Logan v. Numbers Cabaret Ltd.: A Lighter Burden for Employers?

By Samantha Stepney, Lawyer.

When faced with a wrongful dismissal lawsuit from a former employee, one strategy employers use to reduce severance liability is to argue that the worker failed to mitigate her losses (i.e. by getting a new job). Traditionally, however, Canadian employment law has placed a heavy burden on an employer wanting to prove a failure to mitigate. The employer’s challenge has been to show that the former employee would in fact have found suitable alternate employment had she been diligent in her job search.

A 2016 decision from the BC Supreme Court, however, may be good news for employers wanting to use a mitigation defence to a wrongful dismissal claim. The ruling in Logan v. Numbers Cabaret Ltd. (Hamburger Mary’s) suggests that, in some cases, an employer’s legal onus may be reduced – by virtue of the post-employment behaviour of its former employees.

Key Facts

Robert Logan (age 56) and Kimberly Bocking (age 44) both worked for Hamburger Mary’s, a restaurant owned by Numbers Cabaret Ltd. (Cabaret), for approximately 18 years, as a cook and a waitress respectively. When the restaurant shut down for renovations in March 2015, both workers were laid off and given Records of Employment indicating an expected recall date of June 16, 2015.

Shortly after the restaurant closed, both employees applied for and received employment insurance benefits. Both continued to receive these benefits until at least the end of 2015.

The renovations took much longer than anticipated and, by the end of the summer, it was clear that the restaurant would not reopen in the near future. Cabaret did not recall the plaintiffs or pay them any severance.

In October 2015, Mr. Logan and Ms. Bocking sued Cabaret for wrongful dismissal.

The Litigation

At trial, the judge considered the plaintiffs’ length of service and ages, the character of their employment and the availability of similar work, and concluded that 14 months’ severance was an appropriate award for each of them.

Cabaret, however, argued that these awards should be reduced because the plaintiffs took no steps to find alternate employment and mitigate their damages.
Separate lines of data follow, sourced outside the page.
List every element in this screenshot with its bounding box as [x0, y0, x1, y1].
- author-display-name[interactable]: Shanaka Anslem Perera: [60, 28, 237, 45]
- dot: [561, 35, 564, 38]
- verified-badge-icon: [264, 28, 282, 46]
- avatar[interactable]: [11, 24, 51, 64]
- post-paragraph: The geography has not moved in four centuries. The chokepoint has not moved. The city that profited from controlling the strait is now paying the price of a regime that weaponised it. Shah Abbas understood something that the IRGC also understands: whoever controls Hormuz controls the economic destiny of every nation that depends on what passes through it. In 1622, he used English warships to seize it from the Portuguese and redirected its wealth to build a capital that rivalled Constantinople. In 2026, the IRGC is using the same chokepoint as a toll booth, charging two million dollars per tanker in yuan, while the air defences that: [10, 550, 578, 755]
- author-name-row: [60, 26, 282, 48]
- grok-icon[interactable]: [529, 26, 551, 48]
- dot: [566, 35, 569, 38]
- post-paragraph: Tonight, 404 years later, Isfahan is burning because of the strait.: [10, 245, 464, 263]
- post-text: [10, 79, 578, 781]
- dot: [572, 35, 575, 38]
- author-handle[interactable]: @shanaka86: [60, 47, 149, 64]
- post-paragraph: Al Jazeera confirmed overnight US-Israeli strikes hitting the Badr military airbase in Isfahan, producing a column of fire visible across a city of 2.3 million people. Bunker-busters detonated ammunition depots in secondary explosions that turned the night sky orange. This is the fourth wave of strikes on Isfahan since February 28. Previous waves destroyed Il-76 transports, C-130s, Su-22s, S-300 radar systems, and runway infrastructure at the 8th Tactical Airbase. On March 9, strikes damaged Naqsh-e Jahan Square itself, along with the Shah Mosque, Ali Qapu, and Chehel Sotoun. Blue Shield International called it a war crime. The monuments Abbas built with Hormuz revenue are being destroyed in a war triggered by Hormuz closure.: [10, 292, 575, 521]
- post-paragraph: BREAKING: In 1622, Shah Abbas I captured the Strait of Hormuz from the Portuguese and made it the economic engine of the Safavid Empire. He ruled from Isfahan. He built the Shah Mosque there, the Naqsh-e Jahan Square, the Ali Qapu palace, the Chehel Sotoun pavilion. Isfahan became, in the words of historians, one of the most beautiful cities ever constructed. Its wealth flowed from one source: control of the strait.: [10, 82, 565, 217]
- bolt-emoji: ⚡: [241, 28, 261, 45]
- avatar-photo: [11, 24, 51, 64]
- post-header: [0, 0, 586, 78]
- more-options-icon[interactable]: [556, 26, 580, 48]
The employer provided the court with evidence of the abundance of employment opportunities for cooks and waitresses in the lower mainland during the relevant period, including newspaper articles and Statistics Canada data.

Ultimately, the court affirmed the general rule that the onus rests on the employer to demonstrate that, had the plaintiffs been diligent in looking for work, they would have found suitable alternate employment, and that this onus is a “heavy one”. However, the trial judge also held that before a court will consider whether this onus has been met, a former employee must nevertheless demonstrate that he/she has discharged his/her duty to look for work.

In other words, an employer does not have to prove that a former employee would have found suitable alternate employment if the former employee has failed to discharge his/her duty to seek out employment.

In response to the plaintiffs’ argument that the newspaper articles and statistics data were not admissible as evidence of alternate available work, the court also held that newspaper advertisements have “some evidentiary value” in proving that a discharged employee has ignored this duty.

As a result of the plaintiffs’ failure to mitigate, the court concluded that the appropriate award of damages was 7 months’ severance (from the date of their layoff to the start of their wrongful dismissal action).  In making this significant reduction, the trial judge reasoned that the plaintiffs realized by the summer of 2015 that they would not be returning to work any time soon, and that any time they needed to “recover from any shock or upset” should not have extended beyond the commencement of this action on October 7, 2015.

Takeaway

The Logan case suggests that an employer’s burden to prove a failure to mitigate is not so heavy as to be absolute. Based on Logan, if an employer can show that a dismissed employee did nothing to seek alternate employment, the employer will not have to prove that the employee would have found suitable alternate employment if he/she had been diligent in looking for work.